Operations acquired include cash replenishment and management of 43,000 ATMs across the US and with an annual turnover of 100 M USD. However, Pendum’s ATM maintenance and repair business, which includes first and second line maintenance services and parts and product sales for ATMs will remain with Pendum and are not part of the Loomis acquisition.
The acquisition will add revenue of approximately 65 MUSD to Loomis’ US subsidiary during 2011, corresponding to approximately 420 MSEK, as compared to the total turnover of 4 billion SEK in 2010. Operations are expected to give a positive contribution to Group income in 2011.
Most of the Pendum operations that we are acquiring will be incorporated in our existing organisation and structures, which will increase productivity at a large number of our branch offices. At the same time we are strengthening our geographical presence and market position in several important regions, among them Ohio and Kentucky, says Lars Blecko, CEO of Loomis.
Lars Blecko also notes that the acquired operations will widen the base for an increased focus on comprehensive cash handling solutions. With the acquisition of the cash handling business of Pendum, Loomis is able to expand its offering of nationwide Cash Management Service (CMS).

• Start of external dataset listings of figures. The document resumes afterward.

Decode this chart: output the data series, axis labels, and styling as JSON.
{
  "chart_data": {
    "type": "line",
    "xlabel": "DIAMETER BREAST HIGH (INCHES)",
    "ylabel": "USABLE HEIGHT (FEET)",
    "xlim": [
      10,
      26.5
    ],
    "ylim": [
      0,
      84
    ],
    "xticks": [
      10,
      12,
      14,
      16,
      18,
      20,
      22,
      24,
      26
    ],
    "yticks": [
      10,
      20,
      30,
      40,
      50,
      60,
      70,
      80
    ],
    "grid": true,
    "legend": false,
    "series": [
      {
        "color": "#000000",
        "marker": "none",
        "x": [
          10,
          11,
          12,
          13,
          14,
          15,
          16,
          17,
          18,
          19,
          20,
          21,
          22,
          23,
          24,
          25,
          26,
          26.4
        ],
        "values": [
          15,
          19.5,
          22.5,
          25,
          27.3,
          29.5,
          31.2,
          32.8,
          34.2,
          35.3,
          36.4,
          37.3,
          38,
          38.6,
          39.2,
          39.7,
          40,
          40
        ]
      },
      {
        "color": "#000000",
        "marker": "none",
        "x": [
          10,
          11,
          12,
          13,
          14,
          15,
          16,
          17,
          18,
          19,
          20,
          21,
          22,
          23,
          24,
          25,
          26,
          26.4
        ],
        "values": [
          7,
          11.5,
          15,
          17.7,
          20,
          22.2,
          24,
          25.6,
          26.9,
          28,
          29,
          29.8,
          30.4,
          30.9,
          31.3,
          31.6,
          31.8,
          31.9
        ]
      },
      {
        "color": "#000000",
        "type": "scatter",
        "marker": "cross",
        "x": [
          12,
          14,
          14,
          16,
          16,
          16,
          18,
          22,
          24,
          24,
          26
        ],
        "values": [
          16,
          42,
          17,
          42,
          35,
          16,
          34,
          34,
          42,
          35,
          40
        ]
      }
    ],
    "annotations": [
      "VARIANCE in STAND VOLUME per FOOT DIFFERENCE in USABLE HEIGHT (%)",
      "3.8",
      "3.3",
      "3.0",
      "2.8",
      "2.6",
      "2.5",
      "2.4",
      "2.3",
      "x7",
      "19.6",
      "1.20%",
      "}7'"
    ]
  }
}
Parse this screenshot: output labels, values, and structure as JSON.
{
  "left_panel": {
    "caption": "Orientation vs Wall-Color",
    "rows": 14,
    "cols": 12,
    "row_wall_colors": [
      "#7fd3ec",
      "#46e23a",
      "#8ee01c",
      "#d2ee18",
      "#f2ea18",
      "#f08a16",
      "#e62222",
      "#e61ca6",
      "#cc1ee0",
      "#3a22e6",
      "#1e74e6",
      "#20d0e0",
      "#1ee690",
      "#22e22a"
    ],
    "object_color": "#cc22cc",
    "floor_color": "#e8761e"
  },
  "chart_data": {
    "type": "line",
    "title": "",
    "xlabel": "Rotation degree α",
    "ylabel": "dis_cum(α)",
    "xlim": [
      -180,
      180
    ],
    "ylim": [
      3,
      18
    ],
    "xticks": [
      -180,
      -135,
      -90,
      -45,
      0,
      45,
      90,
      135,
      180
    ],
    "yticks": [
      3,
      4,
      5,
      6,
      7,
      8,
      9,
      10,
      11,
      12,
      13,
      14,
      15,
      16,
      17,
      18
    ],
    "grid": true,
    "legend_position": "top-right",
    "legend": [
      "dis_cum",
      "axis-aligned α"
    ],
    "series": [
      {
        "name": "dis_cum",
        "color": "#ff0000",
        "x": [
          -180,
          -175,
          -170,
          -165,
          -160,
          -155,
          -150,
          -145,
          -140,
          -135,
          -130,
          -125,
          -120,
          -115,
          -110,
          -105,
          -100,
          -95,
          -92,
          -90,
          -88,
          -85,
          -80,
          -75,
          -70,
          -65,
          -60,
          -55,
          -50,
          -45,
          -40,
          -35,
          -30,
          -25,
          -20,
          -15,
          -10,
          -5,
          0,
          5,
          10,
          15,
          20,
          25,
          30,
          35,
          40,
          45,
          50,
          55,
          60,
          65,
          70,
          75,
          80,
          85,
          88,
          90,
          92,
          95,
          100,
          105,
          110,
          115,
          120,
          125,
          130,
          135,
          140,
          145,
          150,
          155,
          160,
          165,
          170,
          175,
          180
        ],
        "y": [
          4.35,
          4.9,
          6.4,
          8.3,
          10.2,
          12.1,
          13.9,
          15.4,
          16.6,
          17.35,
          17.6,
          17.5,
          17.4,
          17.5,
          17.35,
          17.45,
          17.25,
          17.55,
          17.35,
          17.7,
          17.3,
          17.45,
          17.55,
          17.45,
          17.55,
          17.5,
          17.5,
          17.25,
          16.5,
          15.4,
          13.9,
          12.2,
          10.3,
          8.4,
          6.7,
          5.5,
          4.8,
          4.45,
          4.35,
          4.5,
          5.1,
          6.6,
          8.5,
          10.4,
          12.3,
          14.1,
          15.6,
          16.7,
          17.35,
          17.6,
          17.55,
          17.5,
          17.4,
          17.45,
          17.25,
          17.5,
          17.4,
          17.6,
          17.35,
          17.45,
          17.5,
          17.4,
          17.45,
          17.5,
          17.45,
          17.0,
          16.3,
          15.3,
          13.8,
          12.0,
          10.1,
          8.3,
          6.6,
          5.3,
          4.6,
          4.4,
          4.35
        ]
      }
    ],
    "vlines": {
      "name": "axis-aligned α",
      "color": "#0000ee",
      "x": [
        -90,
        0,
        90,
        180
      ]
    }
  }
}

One of Loomis' long-term goals is to increase the share of business consisting of comprehensive solutions rather than just cash transportation. Loomis aims to serve its customer's total cash handling needs as its core focus and sees this acquisition as a next step in capitalizing on the emerging opportunities in the cash handling arena.
The acquisition of Pendum’s cash handling operations is an important contribution to the Loomis Group strategy to focus on growth, both through acquisitions and organically.
The target closing date for the acquisition is April 30, 2011, which means that the operations will be consolidated by Loomis as of that date. The closing of the transaction is subject to customary conditions, such as regulatory approval.
During 2010 Loomis made three acquisitions in the US, with a total turnover of over 10 MUSD.